01.12.2023 | aktual.: 01.12.2023 13:53
Podczas ostatniego weekendu miałem okazję przejechać ponad 1500 km po polskich drogach, głównie w godzinach porannych, wieczornych i nocnych. Zauważyłem, że wiele pojazdów nie posiada prawidłowo działających tylnych świateł. Szczególnie wyróżniają się tutaj pojazdy z dawnej Grupy PSA.
Citroëny i peugeoty z końca lat 90. i początku nowego tysiąclecia stanowią prawdziwą zmorę na polskich drogach po zmroku. Jeśli zauważysz pojedynczą, ledwie świecącą czerwoną lampkę, to najprawdopodobniej jest to pojazd pierwszej generacji Citroëna Berlingo lub jego bliźniaczego modelu Peugeota Partnera.

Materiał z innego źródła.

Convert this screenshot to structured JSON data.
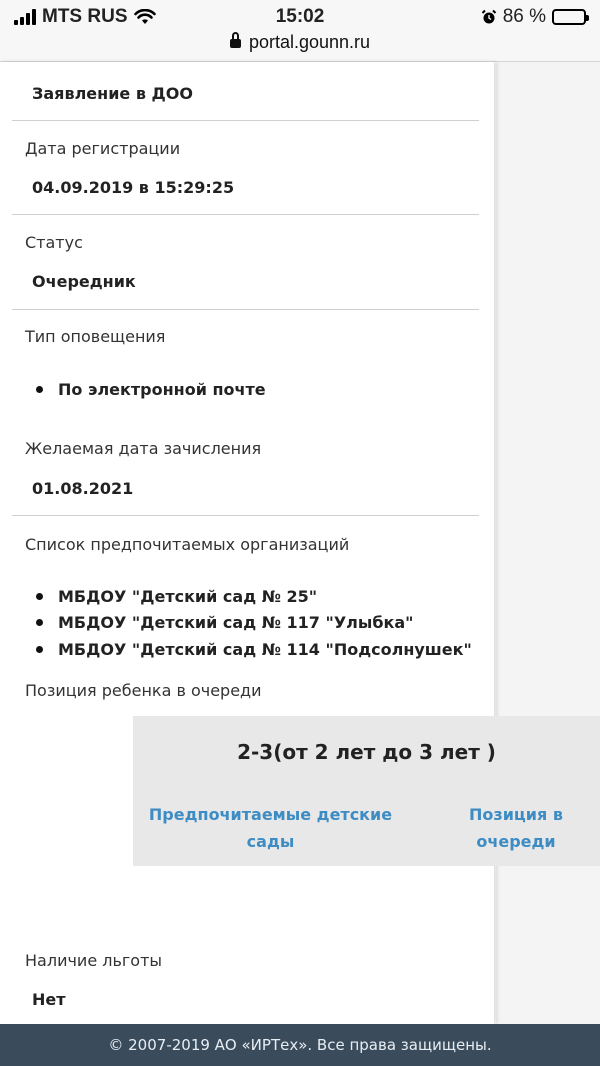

Jeśli jesteś właścicielem jednego z tych pojazdów, zalecam regularne sprawdzanie oświetlenia z tyłu.
Główną przyczyną takiego stanu rzeczy jest najczęściej słaby kontakt z masą pojazdu lub zwarcie w układzie elektrycznym, co objawia się zapalaniem innych świateł niż te, które powinny się zapalić. Może warto rozważyć wymianę całych lamp na nowe. Koszt jednej lampy do pierwszej generacji tych modeli to mniej niż 100 zł (zamiennik).
Nie tylko te modele mają problemy z oświetleniem. Na polskich drogach często spotyka się "jednookie" peugeoty 307 i 308, 206, a także 407 czy też 607.
Kary za brak świateł z tyłu są inne niż mogłoby się wydawać
Taryfikator mandatów za jazdę bez wymaganych świateł od zmierzchu do świtu przewiduje mandat 300 zł. Jednak to nie ten mandat zostanie wręczony kierowcy, którego światła nie działają, albo działają nieprawidłowo. W takim przypadku mamy do czynienia z wykroczeniem, które nakłada na kierującego nieokreśloną karę grzywny - zazwyczaj jest to grzywna do 500 zł, a maksymalnie może wynieść nawet do 3000 zł.